Dailydave mailing list archives

Re: Ants, trees, etc.


From: David Klotz <bucky () speakeasy org>
Date: Wed, 22 Jun 2005 12:50:28 -0700 (PDT)

The halting problem essentially says you can't write a general program which
will verify whether ALL programs will halt or not (when using a computer with
infinite memory by the way).  While not an expert on this,
I suspect you could also use it to formally prove you can't write a general
algorithm that determines if ANY two programs behave the same on ALL input.

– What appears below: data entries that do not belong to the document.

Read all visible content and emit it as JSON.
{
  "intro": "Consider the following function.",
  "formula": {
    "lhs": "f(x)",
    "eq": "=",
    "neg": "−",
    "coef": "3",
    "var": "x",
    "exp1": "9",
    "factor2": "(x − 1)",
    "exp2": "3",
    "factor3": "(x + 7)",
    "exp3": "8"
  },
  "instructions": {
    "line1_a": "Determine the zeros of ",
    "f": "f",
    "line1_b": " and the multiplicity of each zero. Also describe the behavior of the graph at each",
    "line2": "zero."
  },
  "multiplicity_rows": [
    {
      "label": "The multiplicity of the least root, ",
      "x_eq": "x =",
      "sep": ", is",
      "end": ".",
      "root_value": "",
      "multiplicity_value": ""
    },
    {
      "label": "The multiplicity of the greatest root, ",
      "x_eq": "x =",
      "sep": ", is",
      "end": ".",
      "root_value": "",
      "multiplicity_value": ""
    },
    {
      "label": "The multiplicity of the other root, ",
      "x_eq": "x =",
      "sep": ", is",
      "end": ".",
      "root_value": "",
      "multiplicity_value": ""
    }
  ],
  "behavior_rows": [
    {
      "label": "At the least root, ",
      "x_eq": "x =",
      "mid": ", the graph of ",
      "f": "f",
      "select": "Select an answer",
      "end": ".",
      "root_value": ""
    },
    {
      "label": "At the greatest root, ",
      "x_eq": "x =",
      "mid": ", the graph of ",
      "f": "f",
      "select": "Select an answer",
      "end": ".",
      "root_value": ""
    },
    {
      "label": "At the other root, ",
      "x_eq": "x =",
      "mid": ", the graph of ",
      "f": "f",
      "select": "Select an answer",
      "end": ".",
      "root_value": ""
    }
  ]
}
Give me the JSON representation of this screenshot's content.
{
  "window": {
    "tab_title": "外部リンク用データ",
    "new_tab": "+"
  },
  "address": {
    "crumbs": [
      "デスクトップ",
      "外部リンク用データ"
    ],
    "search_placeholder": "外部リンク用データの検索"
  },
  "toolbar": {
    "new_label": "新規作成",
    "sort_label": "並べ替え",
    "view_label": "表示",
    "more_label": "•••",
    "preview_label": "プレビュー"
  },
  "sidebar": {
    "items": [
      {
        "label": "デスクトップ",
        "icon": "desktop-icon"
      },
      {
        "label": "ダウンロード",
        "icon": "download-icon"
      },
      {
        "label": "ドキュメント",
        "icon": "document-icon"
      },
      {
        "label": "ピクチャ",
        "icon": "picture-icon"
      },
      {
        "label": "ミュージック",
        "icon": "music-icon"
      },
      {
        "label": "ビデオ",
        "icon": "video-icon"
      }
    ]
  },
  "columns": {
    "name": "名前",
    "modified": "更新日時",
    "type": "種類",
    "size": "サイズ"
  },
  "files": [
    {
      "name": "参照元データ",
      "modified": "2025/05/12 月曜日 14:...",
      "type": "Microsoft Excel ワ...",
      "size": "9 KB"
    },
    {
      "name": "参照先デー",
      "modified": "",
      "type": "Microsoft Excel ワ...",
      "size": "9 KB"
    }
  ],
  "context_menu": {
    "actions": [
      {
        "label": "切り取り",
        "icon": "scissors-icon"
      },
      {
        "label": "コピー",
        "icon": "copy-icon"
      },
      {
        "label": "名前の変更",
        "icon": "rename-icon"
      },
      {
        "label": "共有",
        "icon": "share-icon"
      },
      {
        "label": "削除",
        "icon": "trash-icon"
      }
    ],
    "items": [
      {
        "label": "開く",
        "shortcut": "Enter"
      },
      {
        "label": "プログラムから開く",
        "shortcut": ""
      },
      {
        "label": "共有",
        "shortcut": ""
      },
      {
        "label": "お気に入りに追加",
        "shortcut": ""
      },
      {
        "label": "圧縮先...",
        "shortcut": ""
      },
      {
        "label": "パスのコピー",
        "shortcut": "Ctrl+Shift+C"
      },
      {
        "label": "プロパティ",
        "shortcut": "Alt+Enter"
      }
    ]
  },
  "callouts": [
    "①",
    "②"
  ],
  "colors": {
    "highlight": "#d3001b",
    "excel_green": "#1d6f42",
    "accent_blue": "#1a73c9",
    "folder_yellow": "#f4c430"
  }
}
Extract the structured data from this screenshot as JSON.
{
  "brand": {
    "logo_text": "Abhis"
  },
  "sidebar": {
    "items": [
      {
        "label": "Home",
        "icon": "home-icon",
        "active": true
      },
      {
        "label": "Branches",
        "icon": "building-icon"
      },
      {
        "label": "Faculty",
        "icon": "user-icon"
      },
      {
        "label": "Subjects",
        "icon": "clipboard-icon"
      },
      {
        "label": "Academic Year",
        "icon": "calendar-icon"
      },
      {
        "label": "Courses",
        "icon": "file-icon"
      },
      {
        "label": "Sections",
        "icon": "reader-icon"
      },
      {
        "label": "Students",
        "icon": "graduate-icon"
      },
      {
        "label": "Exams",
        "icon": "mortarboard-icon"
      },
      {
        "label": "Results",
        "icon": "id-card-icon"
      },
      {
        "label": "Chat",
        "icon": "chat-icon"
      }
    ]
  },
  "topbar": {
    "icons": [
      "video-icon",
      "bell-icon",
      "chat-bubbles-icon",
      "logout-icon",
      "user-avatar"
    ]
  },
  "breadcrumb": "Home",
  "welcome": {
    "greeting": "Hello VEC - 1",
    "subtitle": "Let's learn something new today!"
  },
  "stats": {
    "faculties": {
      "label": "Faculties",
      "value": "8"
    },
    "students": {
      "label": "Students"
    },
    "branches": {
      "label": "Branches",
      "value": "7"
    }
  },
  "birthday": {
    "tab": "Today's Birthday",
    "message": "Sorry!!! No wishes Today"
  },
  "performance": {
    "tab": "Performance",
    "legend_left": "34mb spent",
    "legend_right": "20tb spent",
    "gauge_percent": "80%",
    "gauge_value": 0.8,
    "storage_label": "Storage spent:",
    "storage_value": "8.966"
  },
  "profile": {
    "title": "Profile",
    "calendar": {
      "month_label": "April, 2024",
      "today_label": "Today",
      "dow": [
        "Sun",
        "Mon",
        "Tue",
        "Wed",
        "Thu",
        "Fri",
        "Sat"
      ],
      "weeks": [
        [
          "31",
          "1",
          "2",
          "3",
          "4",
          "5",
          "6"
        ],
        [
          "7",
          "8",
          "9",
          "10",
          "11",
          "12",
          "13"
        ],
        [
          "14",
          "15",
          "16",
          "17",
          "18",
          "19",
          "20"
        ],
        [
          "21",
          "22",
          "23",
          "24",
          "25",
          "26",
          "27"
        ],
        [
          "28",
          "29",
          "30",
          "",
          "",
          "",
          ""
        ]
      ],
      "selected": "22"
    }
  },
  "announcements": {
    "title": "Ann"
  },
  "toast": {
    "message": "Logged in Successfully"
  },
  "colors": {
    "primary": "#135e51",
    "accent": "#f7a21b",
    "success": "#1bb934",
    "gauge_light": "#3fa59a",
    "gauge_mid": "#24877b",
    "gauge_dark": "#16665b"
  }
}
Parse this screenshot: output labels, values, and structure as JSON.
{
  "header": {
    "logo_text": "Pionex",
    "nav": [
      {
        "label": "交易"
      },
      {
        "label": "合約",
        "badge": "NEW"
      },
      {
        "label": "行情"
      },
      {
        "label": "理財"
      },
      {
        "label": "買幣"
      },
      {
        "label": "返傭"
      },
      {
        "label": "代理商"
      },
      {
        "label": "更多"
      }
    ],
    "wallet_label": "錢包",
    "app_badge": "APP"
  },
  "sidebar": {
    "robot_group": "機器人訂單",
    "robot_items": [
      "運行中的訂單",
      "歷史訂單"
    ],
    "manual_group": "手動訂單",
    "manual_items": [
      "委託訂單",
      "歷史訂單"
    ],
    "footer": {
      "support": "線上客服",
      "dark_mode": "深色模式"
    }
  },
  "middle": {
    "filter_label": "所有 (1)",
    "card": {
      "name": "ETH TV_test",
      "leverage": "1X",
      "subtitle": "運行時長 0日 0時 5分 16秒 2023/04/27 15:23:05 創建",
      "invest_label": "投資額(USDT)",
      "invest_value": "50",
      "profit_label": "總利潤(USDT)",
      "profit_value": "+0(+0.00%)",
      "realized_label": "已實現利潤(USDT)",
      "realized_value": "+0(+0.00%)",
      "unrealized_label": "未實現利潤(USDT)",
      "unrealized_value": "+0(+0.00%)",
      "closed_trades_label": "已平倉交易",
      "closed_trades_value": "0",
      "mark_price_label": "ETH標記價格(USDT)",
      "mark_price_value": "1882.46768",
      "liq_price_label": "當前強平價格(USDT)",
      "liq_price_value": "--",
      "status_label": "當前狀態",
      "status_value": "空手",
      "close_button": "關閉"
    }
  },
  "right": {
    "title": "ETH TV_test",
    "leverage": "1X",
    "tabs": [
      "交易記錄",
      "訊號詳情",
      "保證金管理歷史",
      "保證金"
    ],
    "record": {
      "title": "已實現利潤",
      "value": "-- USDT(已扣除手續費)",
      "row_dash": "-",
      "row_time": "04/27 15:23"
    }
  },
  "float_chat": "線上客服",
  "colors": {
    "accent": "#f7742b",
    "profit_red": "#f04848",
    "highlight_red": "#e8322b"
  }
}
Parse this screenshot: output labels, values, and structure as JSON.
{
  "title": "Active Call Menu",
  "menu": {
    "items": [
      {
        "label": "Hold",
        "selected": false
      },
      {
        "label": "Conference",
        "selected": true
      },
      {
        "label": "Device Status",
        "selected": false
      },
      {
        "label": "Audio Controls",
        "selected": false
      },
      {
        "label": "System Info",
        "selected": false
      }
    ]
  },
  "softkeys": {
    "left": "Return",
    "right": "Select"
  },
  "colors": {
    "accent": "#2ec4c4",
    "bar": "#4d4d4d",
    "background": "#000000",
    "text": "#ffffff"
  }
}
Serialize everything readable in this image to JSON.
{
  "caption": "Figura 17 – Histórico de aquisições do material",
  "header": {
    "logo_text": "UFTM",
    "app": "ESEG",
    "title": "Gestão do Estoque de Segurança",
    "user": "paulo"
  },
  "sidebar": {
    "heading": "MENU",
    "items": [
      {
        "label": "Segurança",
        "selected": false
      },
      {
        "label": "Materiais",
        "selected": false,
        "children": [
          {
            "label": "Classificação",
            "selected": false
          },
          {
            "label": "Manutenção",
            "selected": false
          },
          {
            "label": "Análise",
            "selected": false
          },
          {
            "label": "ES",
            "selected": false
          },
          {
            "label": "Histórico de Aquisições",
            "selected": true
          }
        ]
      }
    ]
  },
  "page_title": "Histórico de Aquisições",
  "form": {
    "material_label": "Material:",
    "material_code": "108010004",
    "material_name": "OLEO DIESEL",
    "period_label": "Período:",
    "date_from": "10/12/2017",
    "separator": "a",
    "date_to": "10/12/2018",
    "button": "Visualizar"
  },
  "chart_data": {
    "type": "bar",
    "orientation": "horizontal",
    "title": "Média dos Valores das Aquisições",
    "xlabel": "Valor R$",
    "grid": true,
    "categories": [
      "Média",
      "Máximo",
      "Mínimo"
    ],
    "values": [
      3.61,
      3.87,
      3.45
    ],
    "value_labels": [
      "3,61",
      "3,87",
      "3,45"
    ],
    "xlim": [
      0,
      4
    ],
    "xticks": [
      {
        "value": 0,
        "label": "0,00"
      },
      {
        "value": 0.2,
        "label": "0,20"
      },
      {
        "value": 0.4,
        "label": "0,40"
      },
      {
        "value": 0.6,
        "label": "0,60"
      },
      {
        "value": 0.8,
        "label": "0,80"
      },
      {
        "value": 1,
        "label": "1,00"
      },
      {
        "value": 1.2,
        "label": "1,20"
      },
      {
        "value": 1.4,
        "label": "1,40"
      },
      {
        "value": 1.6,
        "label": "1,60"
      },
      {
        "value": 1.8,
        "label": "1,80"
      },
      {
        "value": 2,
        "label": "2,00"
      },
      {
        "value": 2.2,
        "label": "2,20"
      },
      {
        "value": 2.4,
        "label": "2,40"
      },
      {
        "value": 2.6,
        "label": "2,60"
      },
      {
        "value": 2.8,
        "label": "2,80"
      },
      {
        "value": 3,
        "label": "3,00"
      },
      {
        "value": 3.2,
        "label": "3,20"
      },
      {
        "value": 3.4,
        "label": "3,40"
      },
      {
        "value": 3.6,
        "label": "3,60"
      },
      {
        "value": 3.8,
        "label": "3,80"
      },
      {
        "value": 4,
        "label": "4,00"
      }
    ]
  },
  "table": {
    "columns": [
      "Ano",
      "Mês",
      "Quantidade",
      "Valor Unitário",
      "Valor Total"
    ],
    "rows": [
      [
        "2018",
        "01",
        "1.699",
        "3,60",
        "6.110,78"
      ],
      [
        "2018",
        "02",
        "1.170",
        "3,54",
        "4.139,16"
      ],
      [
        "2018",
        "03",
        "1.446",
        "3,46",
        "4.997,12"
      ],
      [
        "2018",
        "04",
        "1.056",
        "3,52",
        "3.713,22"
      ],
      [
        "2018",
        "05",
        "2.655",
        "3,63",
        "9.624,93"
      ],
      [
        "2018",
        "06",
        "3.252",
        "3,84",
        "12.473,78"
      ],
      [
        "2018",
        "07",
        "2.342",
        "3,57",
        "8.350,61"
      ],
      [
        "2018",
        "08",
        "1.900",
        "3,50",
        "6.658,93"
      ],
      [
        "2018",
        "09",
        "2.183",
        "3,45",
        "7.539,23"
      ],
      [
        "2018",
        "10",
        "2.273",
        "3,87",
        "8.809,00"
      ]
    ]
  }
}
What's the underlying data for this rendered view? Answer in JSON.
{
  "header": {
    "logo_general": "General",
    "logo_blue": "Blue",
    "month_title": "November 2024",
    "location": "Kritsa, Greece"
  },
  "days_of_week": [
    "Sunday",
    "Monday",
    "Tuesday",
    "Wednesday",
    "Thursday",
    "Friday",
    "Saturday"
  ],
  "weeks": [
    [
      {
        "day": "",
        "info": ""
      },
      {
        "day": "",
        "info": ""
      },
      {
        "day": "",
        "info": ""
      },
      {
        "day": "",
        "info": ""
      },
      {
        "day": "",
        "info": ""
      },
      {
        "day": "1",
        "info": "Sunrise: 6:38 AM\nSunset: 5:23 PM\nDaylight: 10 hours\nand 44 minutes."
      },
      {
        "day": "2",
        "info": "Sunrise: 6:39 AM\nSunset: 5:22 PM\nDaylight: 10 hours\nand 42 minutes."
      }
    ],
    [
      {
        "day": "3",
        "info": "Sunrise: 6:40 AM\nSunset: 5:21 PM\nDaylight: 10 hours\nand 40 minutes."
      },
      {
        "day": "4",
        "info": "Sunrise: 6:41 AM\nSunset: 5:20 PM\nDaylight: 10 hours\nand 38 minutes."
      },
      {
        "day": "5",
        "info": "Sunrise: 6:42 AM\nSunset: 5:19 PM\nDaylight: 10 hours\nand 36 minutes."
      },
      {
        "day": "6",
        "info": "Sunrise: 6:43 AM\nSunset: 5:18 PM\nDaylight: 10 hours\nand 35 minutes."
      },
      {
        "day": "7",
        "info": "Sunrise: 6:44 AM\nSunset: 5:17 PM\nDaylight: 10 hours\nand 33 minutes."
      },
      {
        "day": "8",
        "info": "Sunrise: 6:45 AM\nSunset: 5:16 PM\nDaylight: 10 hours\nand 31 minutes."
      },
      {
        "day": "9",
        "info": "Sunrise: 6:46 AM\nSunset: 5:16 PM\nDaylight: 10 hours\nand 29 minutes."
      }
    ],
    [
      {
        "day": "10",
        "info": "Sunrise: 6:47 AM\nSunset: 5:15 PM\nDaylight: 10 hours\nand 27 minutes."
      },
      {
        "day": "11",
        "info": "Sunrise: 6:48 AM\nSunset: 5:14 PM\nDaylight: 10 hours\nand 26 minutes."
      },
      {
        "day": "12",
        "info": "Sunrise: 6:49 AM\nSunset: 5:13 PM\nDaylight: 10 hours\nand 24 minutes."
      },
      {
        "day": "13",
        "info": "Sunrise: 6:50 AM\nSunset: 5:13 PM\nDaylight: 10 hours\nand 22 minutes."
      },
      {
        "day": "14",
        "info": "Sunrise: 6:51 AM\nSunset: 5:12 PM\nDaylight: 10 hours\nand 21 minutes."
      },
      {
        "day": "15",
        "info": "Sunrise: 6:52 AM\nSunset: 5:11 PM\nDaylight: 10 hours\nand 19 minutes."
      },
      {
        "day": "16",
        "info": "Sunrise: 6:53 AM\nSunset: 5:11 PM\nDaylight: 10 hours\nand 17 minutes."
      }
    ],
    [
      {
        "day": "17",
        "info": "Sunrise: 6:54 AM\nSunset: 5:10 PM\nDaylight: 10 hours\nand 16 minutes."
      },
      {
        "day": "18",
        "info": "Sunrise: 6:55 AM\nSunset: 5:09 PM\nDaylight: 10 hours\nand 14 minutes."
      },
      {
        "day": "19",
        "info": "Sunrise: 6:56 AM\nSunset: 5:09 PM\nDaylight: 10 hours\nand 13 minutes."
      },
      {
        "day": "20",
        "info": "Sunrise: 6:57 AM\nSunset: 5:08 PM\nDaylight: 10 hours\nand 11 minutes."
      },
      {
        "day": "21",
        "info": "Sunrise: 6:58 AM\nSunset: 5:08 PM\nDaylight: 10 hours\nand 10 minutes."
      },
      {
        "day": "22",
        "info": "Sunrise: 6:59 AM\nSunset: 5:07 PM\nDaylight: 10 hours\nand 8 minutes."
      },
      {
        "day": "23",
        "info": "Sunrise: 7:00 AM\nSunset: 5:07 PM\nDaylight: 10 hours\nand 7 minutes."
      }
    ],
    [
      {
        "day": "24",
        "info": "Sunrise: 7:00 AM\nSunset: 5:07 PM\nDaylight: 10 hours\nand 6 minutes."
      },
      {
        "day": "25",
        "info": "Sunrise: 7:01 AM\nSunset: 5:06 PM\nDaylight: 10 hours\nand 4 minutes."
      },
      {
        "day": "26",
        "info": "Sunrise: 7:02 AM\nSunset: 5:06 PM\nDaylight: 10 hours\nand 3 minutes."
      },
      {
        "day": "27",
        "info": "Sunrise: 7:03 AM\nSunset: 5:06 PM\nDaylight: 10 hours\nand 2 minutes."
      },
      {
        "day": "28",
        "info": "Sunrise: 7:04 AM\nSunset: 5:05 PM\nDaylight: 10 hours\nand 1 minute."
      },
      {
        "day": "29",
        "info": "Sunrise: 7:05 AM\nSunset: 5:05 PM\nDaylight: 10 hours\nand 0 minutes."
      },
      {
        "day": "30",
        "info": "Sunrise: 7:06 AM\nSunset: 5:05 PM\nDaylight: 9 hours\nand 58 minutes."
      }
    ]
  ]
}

However, I don't believe it prohibits you from writing an algorithm which takes
two simple pieces of code, some static set of input, and seeing if the code
behaves the same on that input.  If it did, I don't think we could do any
automated code analysis, no?


--
-bucky () speakeasy org

On Wed, 22 Jun 2005, dvorak wrote:

On Wed, Jun 22, 2005 at 02:44:24PM +0200, Jonatan B wrote:
To score, I'd run a quick algo across each block, and if it does what
"primary" (original) block does (according to the emulator), then it
would have a higher score.

If I understood what you wrote correctly, then verifying that these two
blocks of code yields the same result when given the same input means
solving the halting problem.

First of all i might be talking out of my uhm bottom, but i never understand
the references to the halting problem that are throw around very often.